Uma coisa inteiramente especial e digna de estudo é o aspecto das numerosas diligencias, breacks e chars-á-bancs, que circulam sobre as estradas do Minho, desde os Arcos e desde Ponte do Lima até Vianna.

Dois pequenos garranos, quando não é um só, puxam por cima do macadam faiscante de sol as mais phantasticas carradas de gente e de objectos que a imaginação póde conceber. Dentro do vehiculo senta-se a primeira camada de passageiros nas bancadas. Depois de todos os lugares occupados estrictissimamente, á cunha, o vehiculo considera-se completamente vazio, e mette-se-lhe a segunda camada de passageiros, collocada exactamente em cima da primeira. Feita esta operação começa o interior do carro a achar-se quasi cheio, mas não cheio de todo, porque entre o tecto, os joelhos e os bustos dos passageiros da segunda camada, nota-se ainda um espaço oblongo a toda a extensão da berlinda, desde a portinhola do fundo até ao vidro da frente.
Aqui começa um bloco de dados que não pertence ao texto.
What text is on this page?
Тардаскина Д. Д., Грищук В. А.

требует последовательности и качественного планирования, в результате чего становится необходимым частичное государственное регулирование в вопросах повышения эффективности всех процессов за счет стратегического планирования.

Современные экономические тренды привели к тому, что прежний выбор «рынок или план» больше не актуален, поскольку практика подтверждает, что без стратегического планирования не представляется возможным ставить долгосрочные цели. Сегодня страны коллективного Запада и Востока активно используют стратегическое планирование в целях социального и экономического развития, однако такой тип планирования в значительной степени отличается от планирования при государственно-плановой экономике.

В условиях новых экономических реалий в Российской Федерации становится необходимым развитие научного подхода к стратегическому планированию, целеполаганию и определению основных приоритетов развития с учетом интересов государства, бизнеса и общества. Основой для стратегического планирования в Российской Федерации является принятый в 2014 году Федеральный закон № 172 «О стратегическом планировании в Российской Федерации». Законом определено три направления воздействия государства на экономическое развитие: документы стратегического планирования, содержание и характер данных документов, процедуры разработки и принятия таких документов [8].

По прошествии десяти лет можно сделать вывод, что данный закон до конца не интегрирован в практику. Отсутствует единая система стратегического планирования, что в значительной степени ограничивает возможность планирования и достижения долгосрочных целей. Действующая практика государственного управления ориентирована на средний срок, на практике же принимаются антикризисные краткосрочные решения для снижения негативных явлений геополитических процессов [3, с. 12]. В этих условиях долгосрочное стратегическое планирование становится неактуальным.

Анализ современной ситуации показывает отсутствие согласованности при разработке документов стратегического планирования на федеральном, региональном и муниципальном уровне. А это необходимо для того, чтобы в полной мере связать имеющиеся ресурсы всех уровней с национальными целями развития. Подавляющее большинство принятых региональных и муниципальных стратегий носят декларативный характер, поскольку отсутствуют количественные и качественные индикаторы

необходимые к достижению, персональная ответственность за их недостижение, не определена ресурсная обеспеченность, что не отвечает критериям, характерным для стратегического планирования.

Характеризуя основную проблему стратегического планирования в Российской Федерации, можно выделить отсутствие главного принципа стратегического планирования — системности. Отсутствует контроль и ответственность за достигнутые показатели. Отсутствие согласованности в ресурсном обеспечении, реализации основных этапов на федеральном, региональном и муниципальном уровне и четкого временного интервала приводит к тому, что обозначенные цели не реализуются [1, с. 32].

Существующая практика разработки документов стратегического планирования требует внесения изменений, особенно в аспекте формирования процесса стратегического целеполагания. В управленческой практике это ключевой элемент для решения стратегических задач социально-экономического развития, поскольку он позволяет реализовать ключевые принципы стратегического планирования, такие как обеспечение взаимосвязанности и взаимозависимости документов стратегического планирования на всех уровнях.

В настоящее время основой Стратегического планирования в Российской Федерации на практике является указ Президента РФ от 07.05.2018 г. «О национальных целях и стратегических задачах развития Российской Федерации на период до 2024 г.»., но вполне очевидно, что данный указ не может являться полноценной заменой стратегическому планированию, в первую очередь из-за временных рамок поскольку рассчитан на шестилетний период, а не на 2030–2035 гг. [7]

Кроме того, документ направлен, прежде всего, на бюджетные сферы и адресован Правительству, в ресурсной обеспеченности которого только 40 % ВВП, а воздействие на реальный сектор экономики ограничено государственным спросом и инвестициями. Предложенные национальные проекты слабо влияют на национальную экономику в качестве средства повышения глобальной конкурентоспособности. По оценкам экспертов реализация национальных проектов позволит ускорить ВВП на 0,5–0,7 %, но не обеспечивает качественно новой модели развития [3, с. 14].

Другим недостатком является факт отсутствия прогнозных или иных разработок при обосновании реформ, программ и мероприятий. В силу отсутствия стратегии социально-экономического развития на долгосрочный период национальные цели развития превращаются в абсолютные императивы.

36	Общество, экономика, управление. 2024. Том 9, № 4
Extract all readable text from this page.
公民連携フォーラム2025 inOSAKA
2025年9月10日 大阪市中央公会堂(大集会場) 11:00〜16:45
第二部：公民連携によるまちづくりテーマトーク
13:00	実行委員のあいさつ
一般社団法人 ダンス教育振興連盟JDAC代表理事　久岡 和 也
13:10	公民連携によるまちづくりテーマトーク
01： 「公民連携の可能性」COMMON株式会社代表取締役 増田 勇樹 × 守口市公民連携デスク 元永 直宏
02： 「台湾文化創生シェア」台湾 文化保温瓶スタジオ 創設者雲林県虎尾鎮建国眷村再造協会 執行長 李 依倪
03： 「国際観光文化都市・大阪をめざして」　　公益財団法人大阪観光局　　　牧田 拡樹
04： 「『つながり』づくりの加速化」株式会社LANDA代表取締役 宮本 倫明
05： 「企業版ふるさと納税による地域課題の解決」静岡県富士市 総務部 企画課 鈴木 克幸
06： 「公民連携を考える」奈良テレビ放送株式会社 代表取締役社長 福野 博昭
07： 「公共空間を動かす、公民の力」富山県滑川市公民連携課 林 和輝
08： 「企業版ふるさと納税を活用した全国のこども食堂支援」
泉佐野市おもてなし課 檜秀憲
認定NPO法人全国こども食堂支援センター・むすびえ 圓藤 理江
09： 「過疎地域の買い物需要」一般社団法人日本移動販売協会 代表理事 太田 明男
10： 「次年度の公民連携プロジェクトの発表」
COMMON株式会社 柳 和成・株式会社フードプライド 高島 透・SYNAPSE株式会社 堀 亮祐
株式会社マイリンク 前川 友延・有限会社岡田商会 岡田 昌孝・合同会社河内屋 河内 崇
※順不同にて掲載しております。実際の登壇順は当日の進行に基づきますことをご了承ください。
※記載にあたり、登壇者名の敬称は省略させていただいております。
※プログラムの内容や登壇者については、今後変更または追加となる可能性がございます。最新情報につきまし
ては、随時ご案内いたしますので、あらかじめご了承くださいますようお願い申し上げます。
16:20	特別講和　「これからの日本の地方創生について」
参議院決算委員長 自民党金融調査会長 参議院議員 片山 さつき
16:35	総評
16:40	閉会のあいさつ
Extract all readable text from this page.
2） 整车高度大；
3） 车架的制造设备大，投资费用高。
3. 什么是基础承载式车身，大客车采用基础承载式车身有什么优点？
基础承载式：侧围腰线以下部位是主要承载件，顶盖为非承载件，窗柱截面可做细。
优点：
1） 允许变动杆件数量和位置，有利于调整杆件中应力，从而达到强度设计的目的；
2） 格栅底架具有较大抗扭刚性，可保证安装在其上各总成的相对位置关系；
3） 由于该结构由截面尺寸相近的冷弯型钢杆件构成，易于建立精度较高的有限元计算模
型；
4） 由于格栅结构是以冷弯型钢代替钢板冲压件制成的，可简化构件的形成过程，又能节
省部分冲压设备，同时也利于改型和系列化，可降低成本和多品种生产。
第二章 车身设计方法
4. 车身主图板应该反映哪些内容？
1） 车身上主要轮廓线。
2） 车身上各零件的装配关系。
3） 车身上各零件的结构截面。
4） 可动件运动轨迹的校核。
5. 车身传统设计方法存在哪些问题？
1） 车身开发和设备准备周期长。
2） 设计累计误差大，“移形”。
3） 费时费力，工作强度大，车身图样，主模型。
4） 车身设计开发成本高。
Preenchido este espaço com um passageiro extendido ao comprido, passa-se a occupar os bancos da imperial e o tejadilho.

Fóra, em vez de ir empilhados como no interior, os passageiros são ensandwichados methodicamente com as bagagens e com as mercadorias, pela ordem seguinte: camada de mercadorias, primeria camada de passageiros, primeira camada de bagagens, segunda camada de passageiros, segunda camada de bagagens; e em cima de tudo isto o penso para os garranos, os merendeiros e os varapaus dos passageiros, e no ar, a um lado, seguro da almofada pela cinta, seguro do guarda-lamas pelas pernas, o cocheiro levado a bruços pelos viajores.

Para quem olha de longe, a carruagem desapparece completamente sob a enorme massa viva, e não se vê mais que um inverosimil cacho de gente agarrada uma á outra por um engaço mysterioso, bamboleando ao sol, oscillando da direita para a esquerda e da esquerda para a direita e proseguindo lentamente, levado por duas formigas.

Chegados ao termo da viagem, na praça mais espaçosa da povoação, os garranos param, a carruagem esvazia-se, e a praça enche-se.»

Ramalho Ortigão, in Novo Almanach de Lembranças Luso-Brazileiro para o anno de 1895.